私が気付くよりも早く悠太郎くんが手を振る。
大きく手を振り返すのも、もう恥ずかしくない。

「紬ちゃん、ただいま」
「おかえり、悠太郎くん」
「あー、抱き締めたいしキスもしたいけど、人前ですんなって碧に怒られたからなあ」
「そうだよ、家まで我慢して」

今日は私の家。
悠太郎くんが日本にいる時は、どっちかの家で過ごすのがいつの間にか当たり前になっていた。

ーー
玄関に入るとすぐに抱き締められる。
「あー、帰ってきたって感じする」
「なにそれ」
軽く答えたけど、本当はとても嬉しかった。
なんか、私が悠太郎くんの帰る場所みたいで。

「唐揚げ作れないよ、離して」
振り向くとキスされる。
苦しくて胸を叩くと、少し息継ぎをしてまたすぐキスされる。

「やめて、くるしい」
唇が離れた瞬間を見計らって言うと
「……ごめん、やめない」
すぐにまたキスされる。

……今日、どうしたの。

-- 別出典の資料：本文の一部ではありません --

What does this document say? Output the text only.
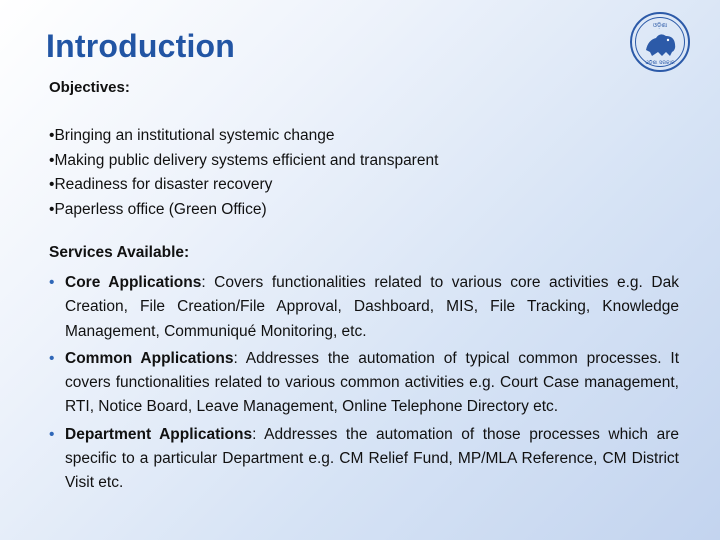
Introduction
ଓଡ଼ିଶା
ଓଡ଼ିଶା ସରକାର
Objectives:
•Bringing an institutional systemic change
•Making public delivery systems efficient and transparent
•Readiness for disaster recovery
•Paperless office (Green Office)
Services Available:
• Core Applications: Covers functionalities related to various core activities e.g. Dak Creation, File Creation/File Approval, Dashboard, MIS, File Tracking, Knowledge Management, Communiqué Monitoring, etc.
• Common Applications: Addresses the automation of typical common processes. It covers functionalities related to various common activities e.g. Court Case management, RTI, Notice Board, Leave Management, Online Telephone Directory etc.
• Department Applications: Addresses the automation of those processes which are specific to a particular Department e.g. CM Relief Fund, MP/MLA Reference, CM District Visit etc.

なんかあった?

キスの嵐が止んだ後、また強く抱きしめられる。
「……会いたかった」
何かあったのかもしれないけど、話してくるまで聞かない。
「うん、私も会いたかった」

「唐揚げ食べる?」
「食べる。めっちゃ食べる」
良かった、いつもの悠太郎くんだ。

「じゃあ、支度するから休んでてくださいっ」
「はーい」

とびっきり美味しい唐揚げ作るから。待ってて。